Wil jij me wassen, vraagt een mevrouw aan haar man. Ze heeft kanker, is zwaar ziek, kan het washandje zelf niet meer hanteren. Nee, zegt hij, ik wil alles voor je doen, maar dát niet, dat is me te intiem.
Een kleine scène uit het leven van een echtpaar, beschreven door Michèle Hamel. Zij is therapeute bij het Helen Dowling Instituut (HDI) in Bilthoven, een centrum dat psychologische hulp biedt aan kankerpatiënten en hun naasten. Kanker, doodsoorzaak nummer één, kan een relatie op allerlei manieren ontwrichten, illustreert ze ermee. "Dat hij haar niet wil wassen, zegt niks over zijn liefde voor haar. Hij kan haar aftakeling niet van zó dichtbij zien. Terwijl zij zegt: ik wil absoluut geen vreemde handen aan mijn lijf. Heb je dat niet eens voor me over?"

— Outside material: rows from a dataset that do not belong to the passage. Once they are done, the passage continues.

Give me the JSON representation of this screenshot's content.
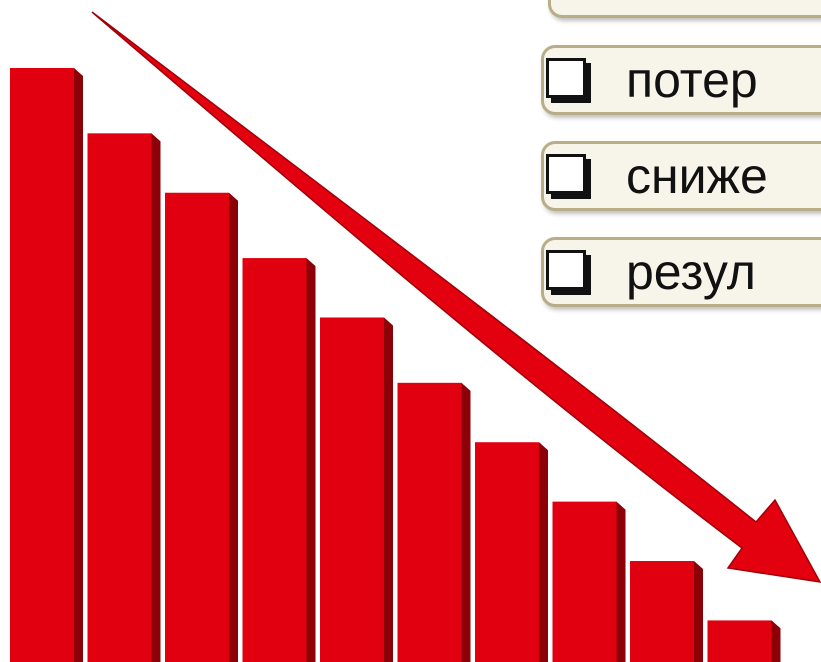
{
  "slide": {
    "bullets": [
      {
        "text": "потер"
      },
      {
        "text": "сниже"
      },
      {
        "text": "резул"
      }
    ]
  },
  "graphic": {
    "bar_color": "#e00010",
    "bar_dark_color": "#8c0008",
    "arrow_color": "#e3000f",
    "relative_bar_heights": [
      1.0,
      0.89,
      0.79,
      0.68,
      0.58,
      0.47,
      0.37,
      0.27,
      0.17,
      0.07
    ]
  }
}
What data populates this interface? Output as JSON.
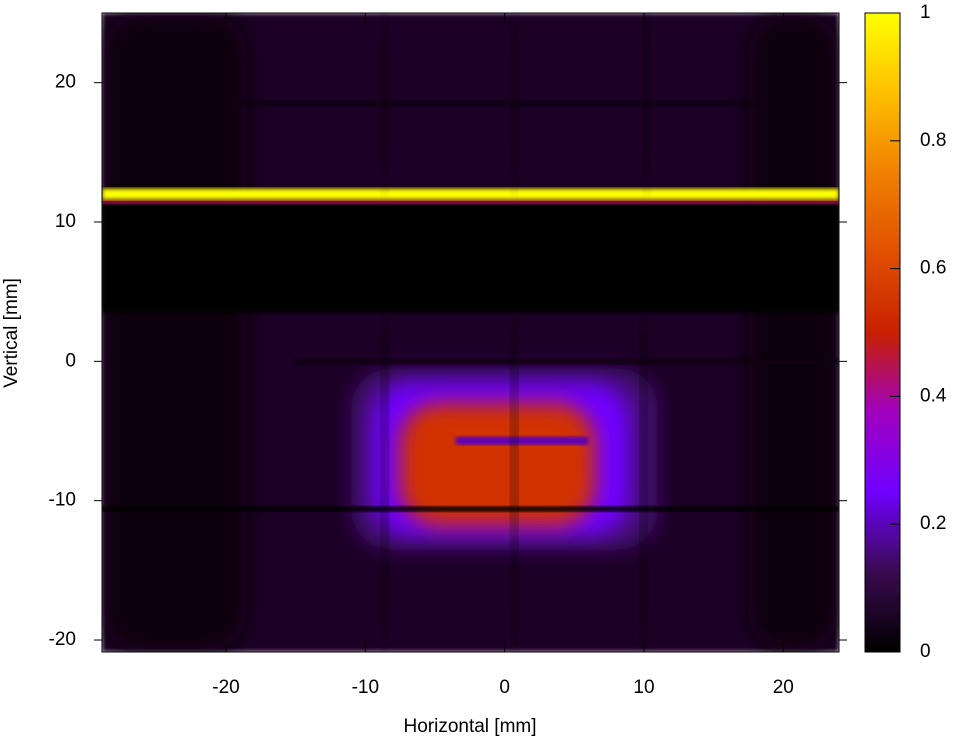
{
  "chart_data": {
    "type": "heatmap",
    "xlabel": "Horizontal [mm]",
    "ylabel": "Vertical [mm]",
    "xlim": [
      -28.9,
      24
    ],
    "ylim": [
      -20.86,
      25
    ],
    "xticks": [
      -20,
      -10,
      0,
      10,
      20
    ],
    "yticks": [
      -20,
      -10,
      0,
      10,
      20
    ],
    "colorbar": {
      "lim": [
        0,
        1
      ],
      "ticks": [
        0,
        0.2,
        0.4,
        0.6,
        0.8,
        1
      ],
      "colormap": [
        "#000000",
        "#3a0a50",
        "#7000ff",
        "#a000c0",
        "#c82000",
        "#e05000",
        "#f08000",
        "#ffc000",
        "#ffff00"
      ]
    },
    "cells": [
      {
        "x": [
          -28.9,
          24
        ],
        "y": [
          -20.86,
          25
        ],
        "value": 0.06
      },
      {
        "x": [
          -28.9,
          -18.5
        ],
        "y": [
          -20.86,
          25
        ],
        "value": 0.02
      },
      {
        "x": [
          17.5,
          24
        ],
        "y": [
          -20.86,
          25
        ],
        "value": 0.025
      },
      {
        "x": [
          -28.9,
          24
        ],
        "y": [
          3.5,
          11.3
        ],
        "value": 0
      },
      {
        "x": [
          -28.9,
          24
        ],
        "y": [
          11.3,
          11.6
        ],
        "value": 0.45
      },
      {
        "x": [
          -28.9,
          24
        ],
        "y": [
          11.6,
          12.4
        ],
        "value": 1
      },
      {
        "x": [
          -11,
          11
        ],
        "y": [
          -13.5,
          -0.5
        ],
        "value": 0.15
      },
      {
        "x": [
          -9.5,
          9
        ],
        "y": [
          -12.5,
          -1.5
        ],
        "value": 0.25
      },
      {
        "x": [
          -7.5,
          6.5
        ],
        "y": [
          -11.8,
          -3
        ],
        "value": 0.55
      },
      {
        "x": [
          -3.5,
          6
        ],
        "y": [
          -6,
          -5.4
        ],
        "value": 0.2
      },
      {
        "x": [
          -8.8,
          -8.4
        ],
        "y": [
          -20.86,
          3.5
        ],
        "value": 0.01
      },
      {
        "x": [
          0.5,
          0.9
        ],
        "y": [
          -20.86,
          3.5
        ],
        "value": 0.01
      },
      {
        "x": [
          9.8,
          10.2
        ],
        "y": [
          -20.86,
          3.5
        ],
        "value": 0.02
      },
      {
        "x": [
          -28.9,
          24
        ],
        "y": [
          -10.8,
          -10.4
        ],
        "value": 0.01
      },
      {
        "x": [
          -15,
          24
        ],
        "y": [
          -0.2,
          0.2
        ],
        "value": 0.02
      },
      {
        "x": [
          -8.8,
          -8.4
        ],
        "y": [
          12.4,
          25
        ],
        "value": 0.02
      },
      {
        "x": [
          0.5,
          0.9
        ],
        "y": [
          12.4,
          25
        ],
        "value": 0.02
      },
      {
        "x": [
          10,
          10.4
        ],
        "y": [
          12.4,
          25
        ],
        "value": 0.02
      },
      {
        "x": [
          -20,
          18
        ],
        "y": [
          18.3,
          18.7
        ],
        "value": 0.02
      }
    ]
  }
}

'Nee' zeggen tegen een kankerpatiënt is voor partners erg moeilijk, weet Hamel, net als ruimte vragen voor hún gevoelens en behoeften. Daar hebben ze soms hulp bij nodig van psycho-oncologische deskundigen: hulpverleners die weten wat de ziekte aanricht in de geest, óók in die van naasten. Maar vanwege bezuinigingen in de geestelijke gezondheidszorg staat een deel van die psychologische hulp zwaar onder druk. Sinds begin 2013 worden rouw- en relatietherapie niet meer vergoed door de zorgverzekeraar. Eerder al werd de aanpassingsstoornis uit het verzekerde pakket geschrapt: een psychische reactie op hevige stress.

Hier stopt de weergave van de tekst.